Thank you that made things a lot more clear :)
Sending mail with false 'from' entries may or may not be legal depending on who you send it to and where you are from. More and more places are putting such mail in the spam category which is seeing alot of legal action lately.
maybe it depends on the content of the mail also...something like...I'm going to kill you...would be illegal...DUH!!! :DQuote:
Sending mail with false 'from' entries may or may not be legal depending on who you send it to and where you are from. More and more places are putting such mail in the spam category which is seeing alot of legal action lately.
I do not know the full answer, but I would assume that sending it from an SMTP server that you actually own, (even if you force the FROM data) is much more legal than someone else's SMTP server that you don't own, sending false FROM data. Curious. Most curious.
I use a false from address on a regular basis for ease of use of my disposable email addresses.
I have set up my mail client with the from address of [email protected].
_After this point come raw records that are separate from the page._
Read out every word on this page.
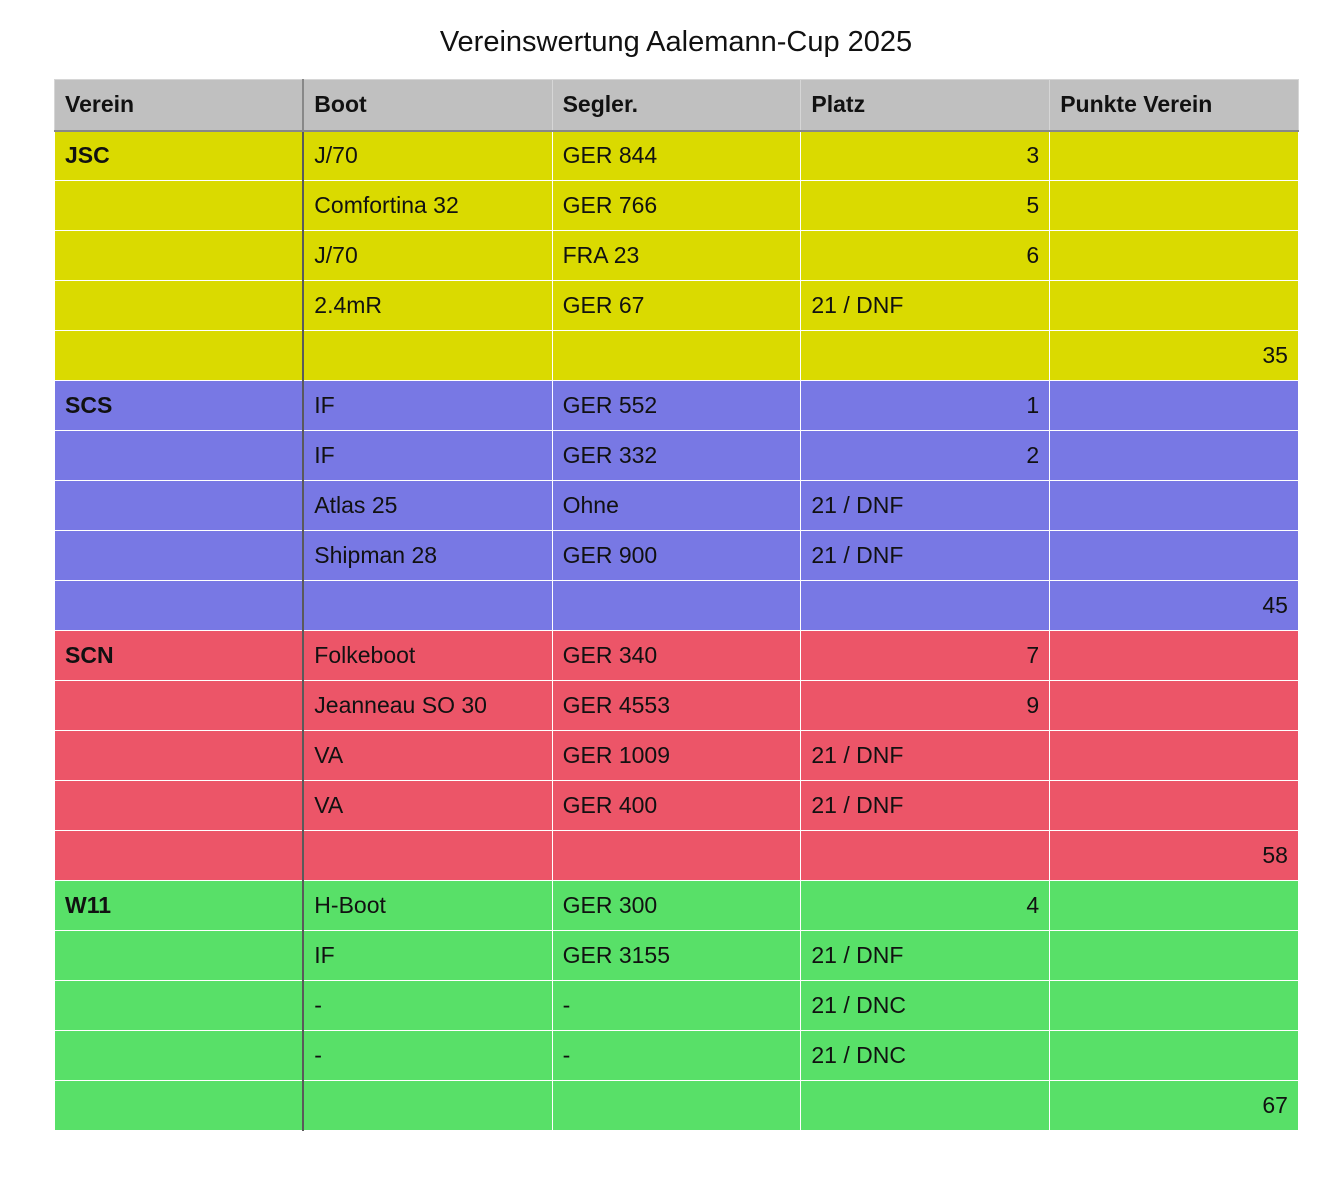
Vereinswertung Aalemann-Cup 2025
Verein	Boot	Segler.	Platz	Punkte Verein
JSC	J/70	GER 844	3	
	Comfortina 32	GER 766	5	
	J/70	FRA 23	6	
	2.4mR	GER 67	21 / DNF	
				35
SCS	IF	GER 552	1	
	IF	GER 332	2	
	Atlas 25	Ohne	21 / DNF	
	Shipman 28	GER 900	21 / DNF	
				45
SCN	Folkeboot	GER 340	7	
	Jeanneau SO 30	GER 4553	9	
	VA	GER 1009	21 / DNF	
	VA	GER 400	21 / DNF	
				58
W11	H-Boot	GER 300	4	
	IF	GER 3155	21 / DNF	
	-	-	21 / DNC	
	-	-	21 / DNC	
				67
I then use the 'Reply To' field for the unique disposable address : [email protected]
By doing this, if any company that I communicate with sells the email address I know who passed it on. I can then complain, kill the mail address and hey presto - No Spam!
I know some mail server will object to that, but since I run my own mail server It's not too much of a problem.
However, close examination of the email headers, assuming the mail server is configured correctly, will reveal the true source of the email. You may forge a From Address, but you can't hide ;)
Steve
My understanding is that is now illegal in the EU to forge the 'from' address.
Also, sending any sort of SPAM from the EU is now illegal.
At home, I'm signed up to various mailing lists, and everyone that operates in the EU has sent out an email asking for positive confirmation that I still wish to subscribe, otherwise they stop emailing me. This is the right way to do this.
Same situation doesn't exist in the US, as you have a ridiculous "anti-SPAM" law that says SPAMing is legal, and to opt out you have to reply to the original message, which as we all know is a complete and utter no no, as you are confirming to the spammer that your email address exists.
Rest of the world - anything goes ...
Some ISPs in the UK are very good about this, and do take your complaints seriously, requesting header information, and doing all they can to shut down the offender.
To clarify the position in UK law, take a look at http://www.theregister.co.uk/content/6/34443.html .
The UK legislation does also make it illegal to forge the 'from' address, so I believe what steve.milner is doing is now technically illegal.
Wouldn't have thought this would be a problem in practice, as the legislation is designed to catch people using phishing or similar techniques - so sending emails claiming to come from e.g. citybank.com - either directly or via any hijacked zombie PC is now an offence, regardless of the content of the emails.
Better have that £5K ready just in case :D
It is still perfectly legal to set up as many email accounts as you wish with any ISP using whatever random user names you choose. If you are using them to send sensitive information the use of an encryption product like PGP is also perfectly legal.
I don't buy the argument that what the EU is doing will have no impact - the other 9 EU countries will have to enact this 'directive' into their local laws - effectively a 'directive' is a law passed by the federal part of the EU, and it is mandatory for all member states to introduce it.
This does include a requirement for an 'opt-in' to receive emails for your average home user, rather than the pointless 'opt-out' that recently became law in the US.